Turn any corner and you never know what you might meet with. At some juncture, over presumably a glass of something, a plan was hatched between two friends, to simply cut (although easier than it sounds) a whopping big hole in a previously sealed roof, then punch through a distorted vision with the help of some fibreglass. All this without any permission sought from the bureaucratic authority. It’s anarchic birth definitely matching the harrowing sight.
This view back in 1986 as now, is one of hysterical madness and yet I cannot help but smile upon each glance at both the lunacy and creativity. Every time I swerve down the London Road through suburban Oxford, I cannot help by crane my neck when passing this particular road, always asking myself the same question ‘Is it still there?’.
The day I clicked this pic, two elderly ladies (on their way to the local shops) quizzed me as to what I thought of the 7 metre fish sticking aloft from a regular Victorian terrace on what would otherwise be a perfectly normal street scene. I replied - with perhaps a little too much haste - that I admired its quirkiness, although withholding internal reservations as to how it dealt with high winds. The first of the two racing to express thoughts of horror at the ‘monstrosity’ existing at all, the other willing it expunged from the roof with immediacy.
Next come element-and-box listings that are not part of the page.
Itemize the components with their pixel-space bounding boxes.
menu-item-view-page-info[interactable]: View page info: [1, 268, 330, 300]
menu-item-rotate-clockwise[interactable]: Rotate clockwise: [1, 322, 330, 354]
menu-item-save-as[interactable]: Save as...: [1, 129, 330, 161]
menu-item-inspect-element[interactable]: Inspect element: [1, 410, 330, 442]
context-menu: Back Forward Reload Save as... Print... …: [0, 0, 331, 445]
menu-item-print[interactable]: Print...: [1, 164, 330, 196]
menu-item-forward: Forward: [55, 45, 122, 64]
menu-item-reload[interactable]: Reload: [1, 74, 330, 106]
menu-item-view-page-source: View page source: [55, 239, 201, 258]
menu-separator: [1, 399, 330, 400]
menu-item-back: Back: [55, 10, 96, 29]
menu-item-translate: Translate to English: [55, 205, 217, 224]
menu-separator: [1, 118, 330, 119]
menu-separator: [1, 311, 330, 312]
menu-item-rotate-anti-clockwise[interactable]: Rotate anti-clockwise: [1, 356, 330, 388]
I admired the candour, but didn’t wholly agree with this mauling by local residents. Like all works of art, the marmite effect ensues; some have described as ‘bringing excitement to the street’ and others citing its lack of harmony. If I had the gall, I would have surely knocked on a neighbours door to find their expressions to what loomed large over their sitting room window.
In an age of planning consent minefields, oh how I would’ve liked to have been in on that particular council chamber meeting, when deciding how best to deal with this protruding shark.
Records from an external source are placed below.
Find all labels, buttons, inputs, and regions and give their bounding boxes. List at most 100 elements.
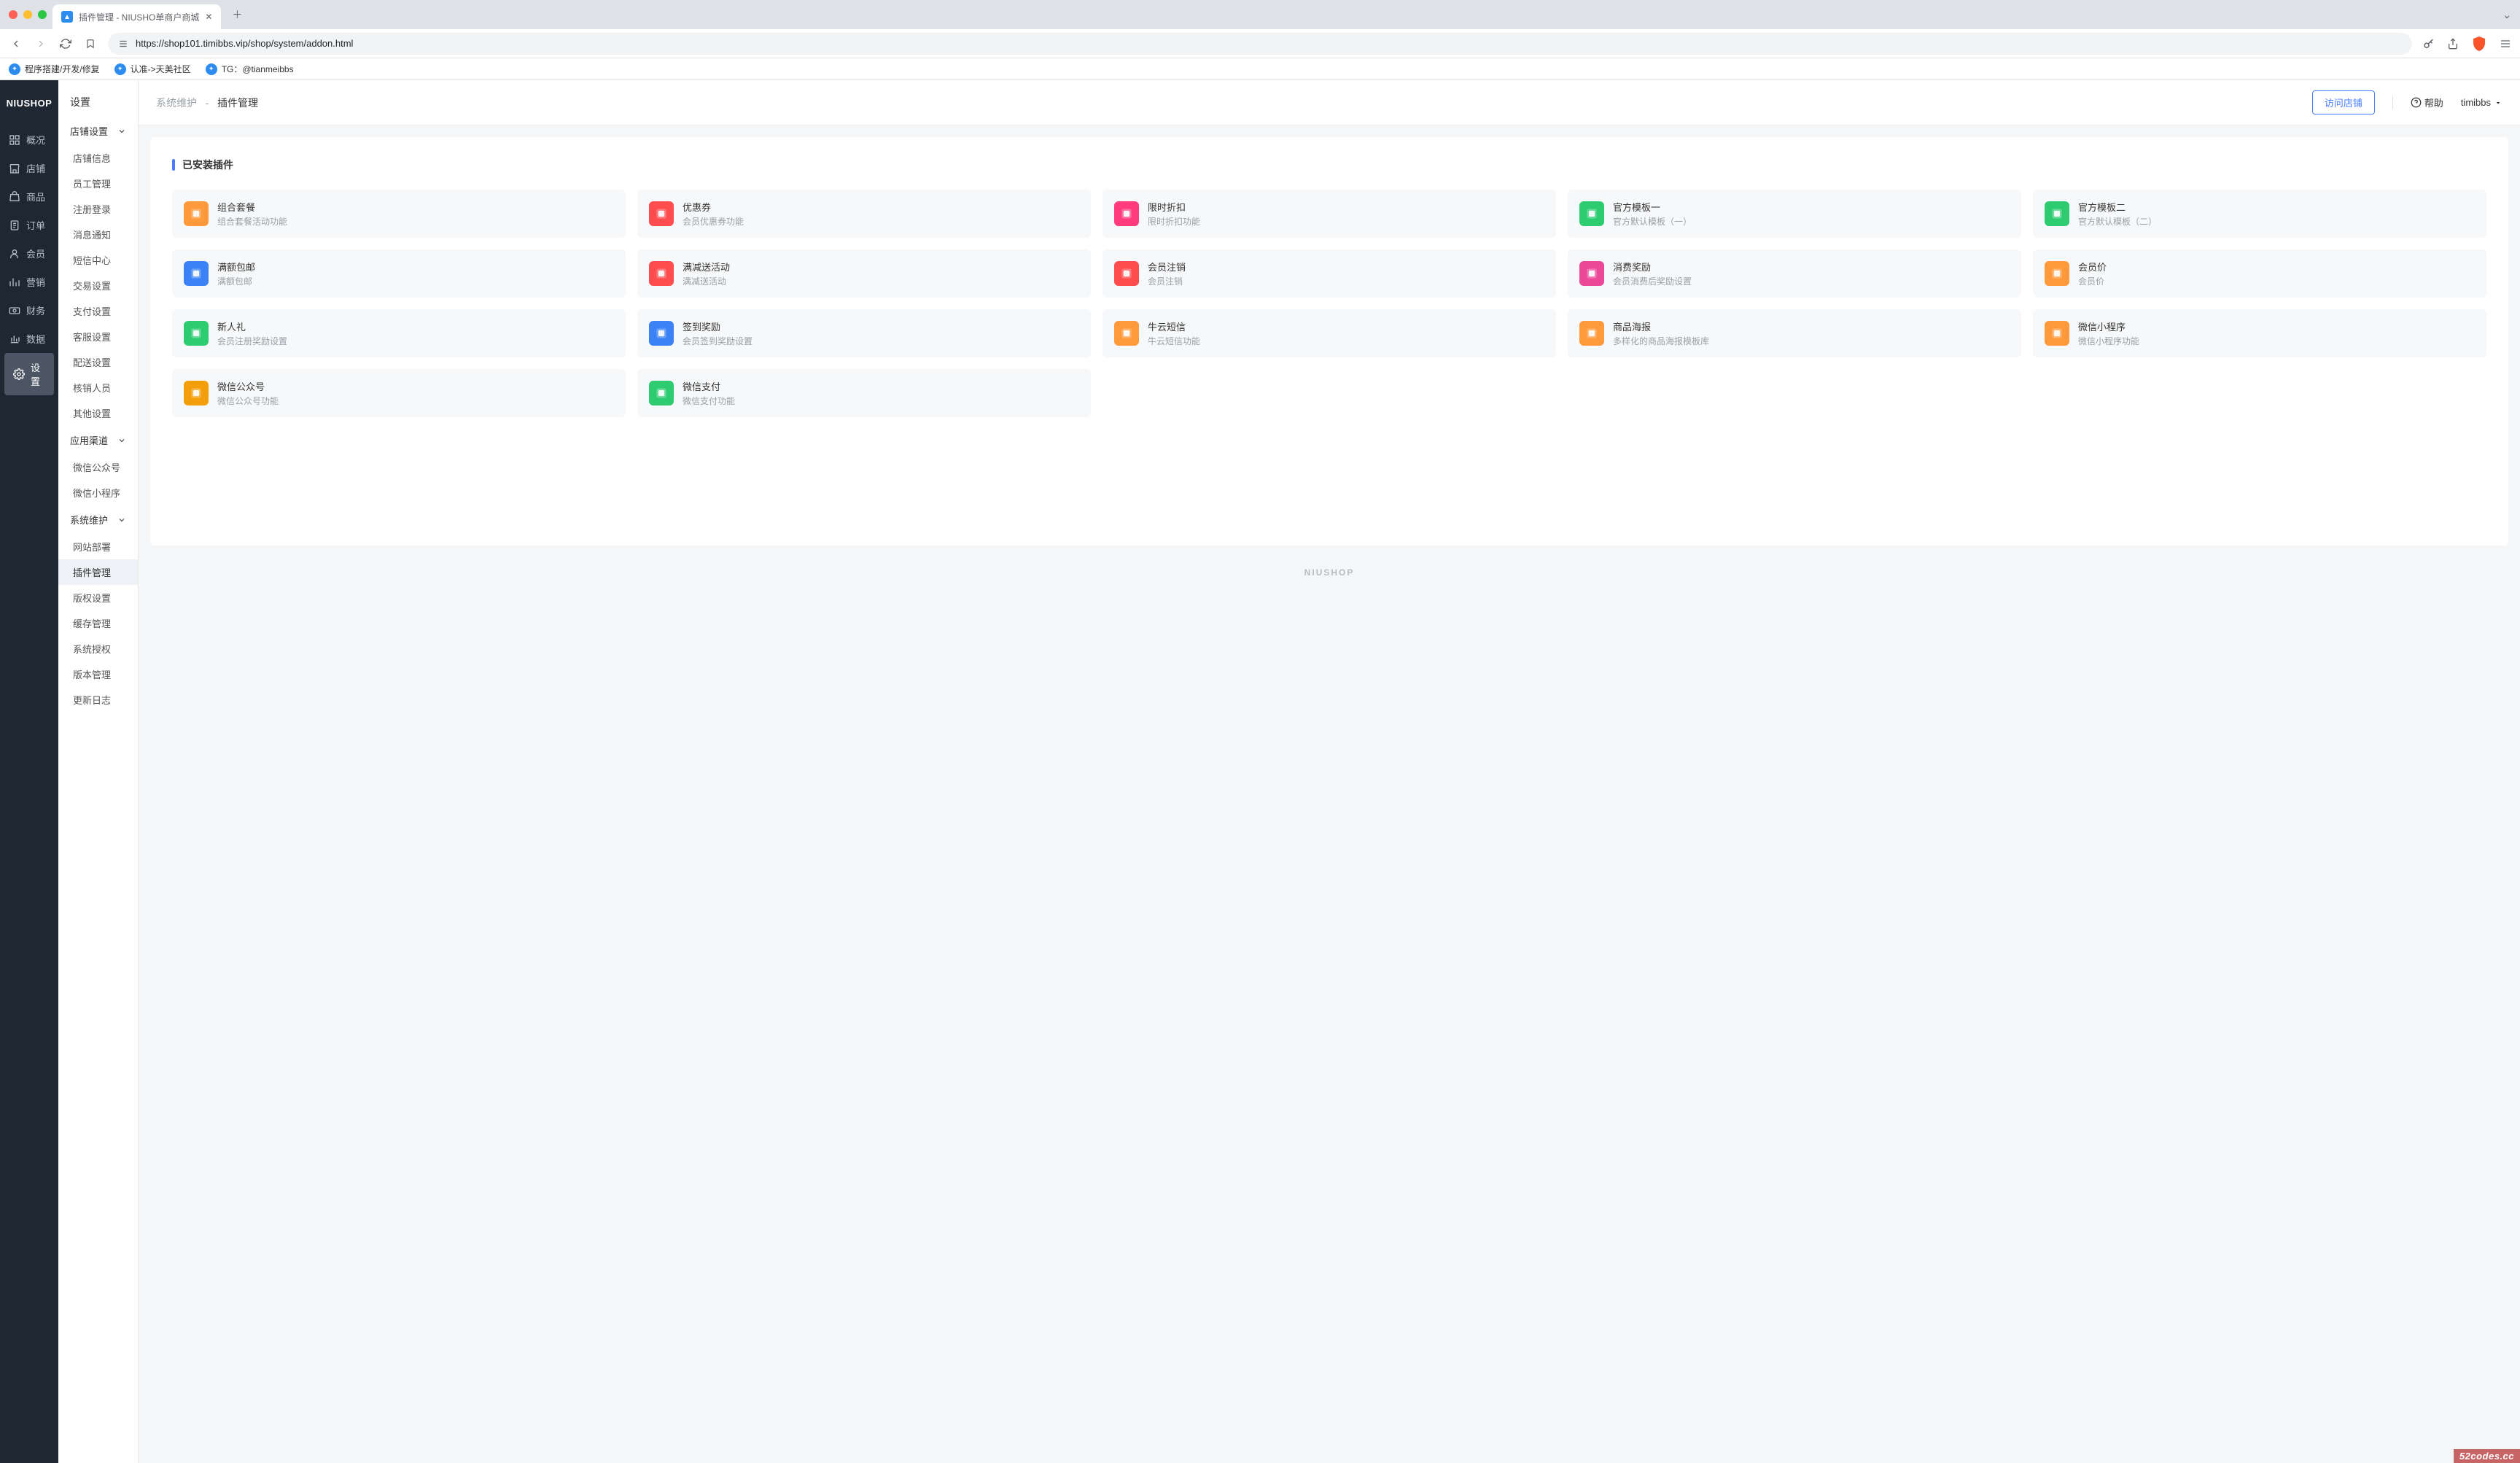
plugin-card[interactable]: 会员注销会员注销 (1102, 249, 1556, 298)
user-menu[interactable]: timibbs (2461, 97, 2502, 108)
plugin-title: 会员价 (2078, 260, 2107, 273)
plugin-card[interactable]: 签到奖励会员签到奖励设置 (637, 309, 1091, 357)
share-icon[interactable] (2447, 37, 2459, 50)
visit-shop-button[interactable]: 访问店铺 (2312, 90, 2375, 115)
sub-item[interactable]: 缓存管理 (58, 610, 138, 636)
plugin-title: 优惠券 (682, 200, 744, 214)
main-nav-settings[interactable]: 设置 (4, 353, 54, 395)
plugin-title: 官方模板二 (2078, 200, 2157, 214)
main-nav-marketing[interactable]: 营销 (0, 268, 58, 296)
plugin-desc: 牛云短信功能 (1148, 335, 1200, 347)
close-tab-icon[interactable]: ✕ (205, 12, 212, 22)
plugin-card[interactable]: 微信公众号微信公众号功能 (172, 369, 626, 417)
main-nav-dashboard[interactable]: 概况 (0, 125, 58, 154)
help-link[interactable]: 帮助 (2411, 96, 2443, 109)
nav-label: 财务 (26, 303, 45, 317)
main-nav-goods[interactable]: 商品 (0, 182, 58, 211)
bookmark-item[interactable]: ✦程序搭建/开发/修复 (9, 63, 100, 75)
bookmark-label: 认准->天美社区 (131, 63, 191, 75)
main-nav-finance[interactable]: 财务 (0, 296, 58, 325)
sub-group-head[interactable]: 系统维护 (58, 505, 138, 534)
sub-item[interactable]: 版权设置 (58, 585, 138, 610)
sub-item[interactable]: 支付设置 (58, 298, 138, 324)
plugin-desc: 微信公众号功能 (217, 395, 279, 407)
sub-item[interactable]: 核销人员 (58, 375, 138, 400)
sub-item[interactable]: 更新日志 (58, 687, 138, 713)
sub-group-head[interactable]: 店铺设置 (58, 117, 138, 145)
plugin-card[interactable]: 商品海报多样化的商品海报模板库 (1568, 309, 2021, 357)
plugin-title: 签到奖励 (682, 319, 752, 333)
sub-item[interactable]: 店铺信息 (58, 145, 138, 171)
plugin-card[interactable]: 满额包邮满额包邮 (172, 249, 626, 298)
plugin-card[interactable]: 限时折扣限时折扣功能 (1102, 190, 1556, 238)
sub-item[interactable]: 插件管理 (58, 559, 138, 585)
reload-button[interactable] (58, 38, 73, 50)
sub-item[interactable]: 消息通知 (58, 222, 138, 247)
plugin-card[interactable]: 满减送活动满减送活动 (637, 249, 1091, 298)
minimize-window-button[interactable] (23, 10, 32, 19)
sub-item[interactable]: 员工管理 (58, 171, 138, 196)
bookmark-item[interactable]: ✦认准->天美社区 (114, 63, 191, 75)
plugin-icon (1114, 201, 1139, 226)
chevron-down-icon (117, 436, 126, 445)
url-input[interactable]: https://shop101.timibbs.vip/shop/system/… (108, 33, 2412, 55)
sub-item[interactable]: 版本管理 (58, 661, 138, 687)
sub-item[interactable]: 微信小程序 (58, 480, 138, 505)
sub-group-head[interactable]: 应用渠道 (58, 426, 138, 454)
plugin-title: 会员注销 (1148, 260, 1186, 273)
app-menu-icon[interactable] (2500, 38, 2511, 50)
plugin-icon (184, 321, 209, 346)
main-nav-store[interactable]: 店铺 (0, 154, 58, 182)
plugin-card[interactable]: 消费奖励会员消费后奖励设置 (1568, 249, 2021, 298)
sub-item[interactable]: 注册登录 (58, 196, 138, 222)
plugin-card[interactable]: 新人礼会员注册奖励设置 (172, 309, 626, 357)
plugin-card[interactable]: 官方模板一官方默认模板（一） (1568, 190, 2021, 238)
section-title: 已安装插件 (172, 158, 2486, 172)
member-icon (9, 248, 20, 260)
nav-label: 商品 (26, 190, 45, 203)
logo: NIUSHOP (0, 80, 58, 125)
sub-item[interactable]: 系统授权 (58, 636, 138, 661)
bookmark-icon[interactable] (83, 38, 98, 50)
plugin-icon (1579, 261, 1604, 286)
sub-item[interactable]: 短信中心 (58, 247, 138, 273)
order-icon (9, 220, 20, 231)
plugin-title: 组合套餐 (217, 200, 287, 214)
plugin-card[interactable]: 会员价会员价 (2033, 249, 2486, 298)
new-tab-button[interactable]: ＋ (227, 4, 247, 25)
plugin-card[interactable]: 微信支付微信支付功能 (637, 369, 1091, 417)
main-nav-member[interactable]: 会员 (0, 239, 58, 268)
sub-item[interactable]: 微信公众号 (58, 454, 138, 480)
sub-item[interactable]: 交易设置 (58, 273, 138, 298)
forward-button[interactable] (34, 38, 48, 50)
bookmark-label: TG：@tianmeibbs (222, 63, 294, 75)
sub-item[interactable]: 网站部署 (58, 534, 138, 559)
breadcrumb-parent[interactable]: 系统维护 (156, 97, 197, 109)
browser-tab[interactable]: ▲ 插件管理 - NIUSHO单商户商城 ✕ (52, 4, 221, 29)
bookmark-item[interactable]: ✦TG：@tianmeibbs (206, 63, 294, 75)
plugin-desc: 会员优惠券功能 (682, 215, 744, 228)
sub-item[interactable]: 客服设置 (58, 324, 138, 349)
key-icon[interactable] (2422, 37, 2435, 50)
maximize-window-button[interactable] (38, 10, 47, 19)
close-window-button[interactable] (9, 10, 18, 19)
plugin-title: 微信小程序 (2078, 319, 2139, 333)
plugin-title: 微信公众号 (217, 379, 279, 393)
plugin-card[interactable]: 官方模板二官方默认模板（二） (2033, 190, 2486, 238)
plugin-card[interactable]: 组合套餐组合套餐活动功能 (172, 190, 626, 238)
plugin-card[interactable]: 微信小程序微信小程序功能 (2033, 309, 2486, 357)
main-nav-order[interactable]: 订单 (0, 211, 58, 239)
nav-label: 概况 (26, 133, 45, 147)
expand-tabs-icon[interactable]: ⌄ (2502, 9, 2511, 21)
plugin-title: 商品海报 (1613, 319, 1709, 333)
back-button[interactable] (9, 38, 23, 50)
settings-icon (13, 368, 25, 380)
brave-shield-icon[interactable] (2470, 35, 2488, 53)
sub-sidebar: 设置 店铺设置店铺信息员工管理注册登录消息通知短信中心交易设置支付设置客服设置配… (58, 80, 139, 1463)
plugin-card[interactable]: 牛云短信牛云短信功能 (1102, 309, 1556, 357)
sub-item[interactable]: 配送设置 (58, 349, 138, 375)
sub-item[interactable]: 其他设置 (58, 400, 138, 426)
plugin-icon (184, 261, 209, 286)
plugin-card[interactable]: 优惠券会员优惠券功能 (637, 190, 1091, 238)
main-nav-data[interactable]: 数据 (0, 325, 58, 353)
To add further oddness to its origins, it was intended to be dropped in place on August 6th - to coincide with the atomic bomb being dropped on Hiroshima, however in the end the story unfolds that due to logistics it took until August 9th to see it (quite literally) fall into place - this time the date syncing with the bombing of Nagasaki. I not overly keen on the grim semblance, but I get the idea about the delivery of a falling object.
Sadly, the fella whose vision saw the shark plummet Into their grey Victorian slates has since departed this earth, but their legacy lives on. I’ve occasionally wondered if there is buried in the loft space, a face attached to the shark, and whether it has a wry smile at all the attention its tail is getting, or perhaps, slightly perplexed at where it now finds itself wedged?